Jeff Cannon, orphelin suite à une avalanche qui, dans son enfance, a enseveli ses parents dans les Rocafrias, est devenu d’une certaine manière un membre des Dalen pour avoir partagé avec David, leur fils, la formidable épopée des Lynx à l’époque où ils gagnaient. Confident de la fratrie Dalen, il devient aussi, peu à peu, une sorte de factotum depuis qu’il a perdu son emploi de plombier pour avoir volé des chaudières à son patron. Depuis son appartement, il dessine la ville maison par maison, immeuble par immeuble. À la fois dedans et dehors, membre honoraire de la caste dirigeante sans en avoir les attributs, il observe tout en ruminant la vie qui lui a échappé : les études de géologie abandonnées, la fin de sa gloire sportive et surtout comment il a perdu Audrey Dalen, la femme qu’il aimait et qui est partie convoler avec un Gross-Patrick. Alors quand Norbert Morshwiller, le pathétique journaliste du Carson-Matin lui dit qu’il a la possibilité de faire tomber le maire de Carsonville…

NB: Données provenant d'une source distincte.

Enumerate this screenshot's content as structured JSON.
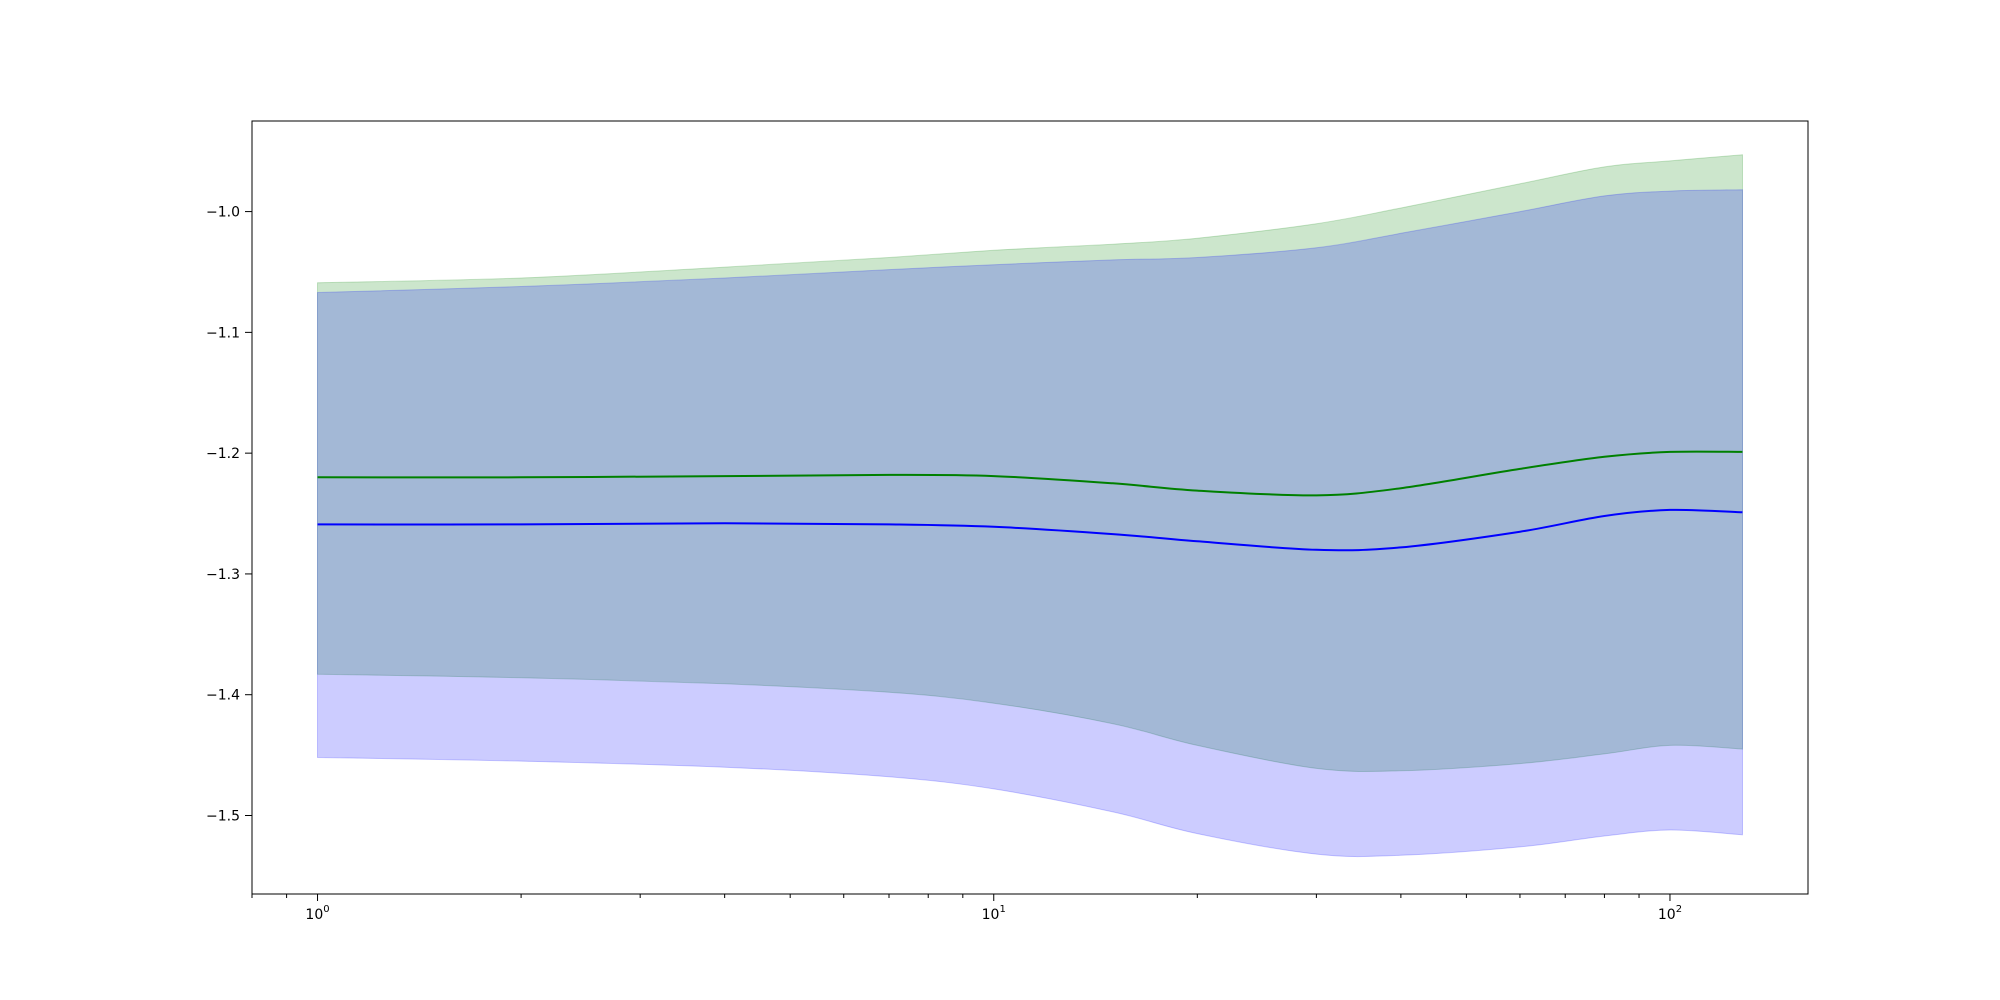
{
  "chart_data": {
    "type": "line",
    "title": "",
    "xlabel": "",
    "ylabel": "",
    "xscale": "log",
    "xlim": [
      0.8,
      160
    ],
    "ylim": [
      -1.565,
      -0.925
    ],
    "grid": false,
    "x_ticks": [
      {
        "value": 1,
        "label": "10",
        "exp": "0"
      },
      {
        "value": 10,
        "label": "10",
        "exp": "1"
      },
      {
        "value": 100,
        "label": "10",
        "exp": "2"
      }
    ],
    "y_ticks": [
      {
        "value": -1.0,
        "label": "−1.0"
      },
      {
        "value": -1.1,
        "label": "−1.1"
      },
      {
        "value": -1.2,
        "label": "−1.2"
      },
      {
        "value": -1.3,
        "label": "−1.3"
      },
      {
        "value": -1.4,
        "label": "−1.4"
      },
      {
        "value": -1.5,
        "label": "−1.5"
      }
    ],
    "x": [
      1,
      2,
      4,
      7,
      10,
      15,
      20,
      30,
      40,
      60,
      80,
      100,
      128
    ],
    "series": [
      {
        "color": "#008000",
        "band_color": "#008000",
        "band_opacity": 0.2,
        "mean": [
          -1.22,
          -1.22,
          -1.219,
          -1.218,
          -1.219,
          -1.225,
          -1.231,
          -1.235,
          -1.229,
          -1.213,
          -1.203,
          -1.199,
          -1.199
        ],
        "upper": [
          -1.059,
          -1.055,
          -1.046,
          -1.038,
          -1.032,
          -1.027,
          -1.022,
          -1.01,
          -0.997,
          -0.977,
          -0.963,
          -0.958,
          -0.953
        ],
        "lower": [
          -1.383,
          -1.386,
          -1.391,
          -1.398,
          -1.407,
          -1.424,
          -1.442,
          -1.461,
          -1.463,
          -1.457,
          -1.449,
          -1.442,
          -1.445
        ]
      },
      {
        "color": "#0000ff",
        "band_color": "#0000ff",
        "band_opacity": 0.2,
        "mean": [
          -1.259,
          -1.259,
          -1.258,
          -1.259,
          -1.261,
          -1.267,
          -1.273,
          -1.28,
          -1.278,
          -1.265,
          -1.252,
          -1.247,
          -1.249
        ],
        "upper": [
          -1.067,
          -1.062,
          -1.055,
          -1.048,
          -1.044,
          -1.04,
          -1.038,
          -1.03,
          -1.018,
          -1.0,
          -0.987,
          -0.983,
          -0.982
        ],
        "lower": [
          -1.452,
          -1.455,
          -1.46,
          -1.468,
          -1.478,
          -1.497,
          -1.515,
          -1.532,
          -1.533,
          -1.526,
          -1.517,
          -1.512,
          -1.516
        ]
      }
    ]
  }
}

Il y a dans la Carsonville de Nicolas Maleski, celle que dessine consciencieusement Jeff Cannon, un côté carton-pâte aussi étonnant que plaisant. Ville imaginaire d’un pays qui l’est tout autant et pourrait être les États-Unis ou le Canada, elle paraît sortie de l’imagination d’un scénariste qui aurait mêlé Beverly Hills, le Truman Show et Desperate Housewives. La bulle dans laquelle vivent les personnages de La force décuplée des perdants pourrait paraître parfaite vue de l’appartement de Jeff Cannon. Mais le vernis se craquèle lorsque l’on descend avec lui au plus près des personnages qui habitent ce monde. Sous les sourires émaillés, les coiffures au cordeau, les vêtements dont même chez les prolétaires de la bande – Jeff et son ami Fred notamment – on imagine qu’ils tombent toujours parfaitement, on a tôt fait de découvrir les bassesses ordinaires, les vieilles histoires gênantes, le pouvoir auquel on s’accroche avec hargne et le mépris qui sourd. Jeff l’a toujours su, mais lorsque les circonstances le font entrer au cœur de la famille de Dalen, sous leur toit, ses yeux se décillent progressivement et il se voit tel qu’il est : un ami, certes, mais traité de telle manière qu’on en fait aussi un employé. Celui qui aurait pu être autre chose mais ne le sera sans doute jamais. Petit à petit aussi, la carte postale de Carsonville en prend un coup : l’air pollué stagne dans la cuvette tandis que les foyers d’incendies ne cessent de se répandre dans les montagnes alentours.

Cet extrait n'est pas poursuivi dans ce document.